Global economic rebound yet to show as manufacturing weakens

[WASHINGTON] The global economic rebound expected to happen this quarter is staying out of reach for now outside of the US.

After policy makers around the world were quick to shrug off weakness at the start of the year as a temporary phenomenon, their economies are keeping them in suspense, with purchasing managers indexes from Japan to the euro area hinting on Wednesday at a more protracted slowdown. Add risks including trade tensions due to US tariffs, controversy over Iran policies and Italy's struggles to form a government to the recipe of reasons for caution.

The upside is the US showed signs of robustness. Its manufacturing index rose to 56.6 in May from 56.5, IHS Markit reported. A gauge of services rose to 55.7 from 54.6

All these elements will play into the thinking among monetary-policy officials as they look to unwind crisis measures. At the European Central Bank, news of less optimistic businesses and weaker growth in new orders, hiring and backlogs of work may delay a decision to scale back unprecedented support until officials can better assess economic health. In Japan, dwindling manufacturing momentum underpins the central bank's commitment to add stimulus.

Also on Wednesday, the Federal Reserve publishes the minutes of its latest policy meeting, which will provide clues on how many more interest rate hikes are likely this year.

The Markit report attributed the latest weakness to the number of public holidays, after bad weather, strikes and a flu epidemic weighed at the start of the year. But the continued disappointing readings - along with headwinds such as higher oil prices - raise questions.

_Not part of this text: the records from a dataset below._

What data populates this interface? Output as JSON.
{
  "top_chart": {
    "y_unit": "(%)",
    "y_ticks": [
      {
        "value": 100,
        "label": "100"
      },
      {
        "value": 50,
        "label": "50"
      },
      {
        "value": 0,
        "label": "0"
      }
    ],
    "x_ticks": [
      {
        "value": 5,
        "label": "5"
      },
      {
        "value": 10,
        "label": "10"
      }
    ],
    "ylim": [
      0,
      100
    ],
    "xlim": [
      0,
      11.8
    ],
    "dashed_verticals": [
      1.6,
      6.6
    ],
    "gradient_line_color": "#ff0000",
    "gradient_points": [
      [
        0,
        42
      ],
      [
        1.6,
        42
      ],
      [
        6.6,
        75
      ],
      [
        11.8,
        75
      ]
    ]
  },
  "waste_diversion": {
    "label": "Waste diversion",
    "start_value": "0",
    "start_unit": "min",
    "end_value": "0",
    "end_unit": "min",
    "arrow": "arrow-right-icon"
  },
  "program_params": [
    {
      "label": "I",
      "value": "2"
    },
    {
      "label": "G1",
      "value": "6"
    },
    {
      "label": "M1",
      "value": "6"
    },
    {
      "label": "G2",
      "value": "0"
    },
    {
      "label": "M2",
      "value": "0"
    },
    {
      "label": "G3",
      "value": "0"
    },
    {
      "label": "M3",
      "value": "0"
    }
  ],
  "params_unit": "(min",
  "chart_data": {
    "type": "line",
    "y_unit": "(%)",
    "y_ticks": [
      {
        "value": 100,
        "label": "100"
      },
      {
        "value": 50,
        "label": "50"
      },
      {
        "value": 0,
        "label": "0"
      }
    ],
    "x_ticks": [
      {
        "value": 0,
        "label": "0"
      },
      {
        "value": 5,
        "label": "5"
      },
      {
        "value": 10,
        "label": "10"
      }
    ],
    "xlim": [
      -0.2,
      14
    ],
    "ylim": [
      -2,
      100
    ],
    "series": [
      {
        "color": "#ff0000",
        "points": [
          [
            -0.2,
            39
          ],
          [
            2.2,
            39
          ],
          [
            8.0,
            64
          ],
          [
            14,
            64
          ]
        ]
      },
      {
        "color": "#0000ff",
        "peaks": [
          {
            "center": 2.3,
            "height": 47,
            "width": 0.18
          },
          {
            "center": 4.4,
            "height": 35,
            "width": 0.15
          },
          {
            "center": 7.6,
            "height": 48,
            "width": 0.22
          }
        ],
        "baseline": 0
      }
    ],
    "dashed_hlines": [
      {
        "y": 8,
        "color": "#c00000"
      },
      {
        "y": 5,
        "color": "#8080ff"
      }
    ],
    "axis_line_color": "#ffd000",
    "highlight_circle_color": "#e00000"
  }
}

The figures "challenge the view that the economy is experiencing only a temporary soft spot," said Anders Svendsen, an economist at Nordea Markets in Copenhagen. "The June meeting will come too early, and the ECB will wait until the July meeting before making the next important decisions on the future of its monetary policy."

The weakness is less apparent in the US, which has been attributed in part to the boost from Donald Trump's tax cuts. UBS Chairman Axel Weber, a former ECB policy maker, said Tuesday that this will help "drive the economy forward."

"We know we're late cycle, Europe's rolling over, the UK is rolling over, the US is doing fine because it's got a fiscal shot in the arm and that's a big part of the difference," Michael Metcalfe, head of macro strategy at State Street Global Markets, said on Bloomberg Television.

So far in Europe, policy makers are putting a brave face on the slowdown, saying there's no sign of a durable softening in demand.

They are, however, paying close attention to the stock of orders at companies for any early warning signs. Data so far suggest that order growth is slowing because of constraints in equipment and personnel rather than sluggish demand - a development that could be welcomed at the ECB as it might prompt companies to boost investments and raise prices.

"The economy is not the problem," ECB Governing Council member Jozef Makuch said at a conference in Bratislava, pointing to political concerns over Italy and the US. "Global risks are present and this is the biggest challenge we're facing."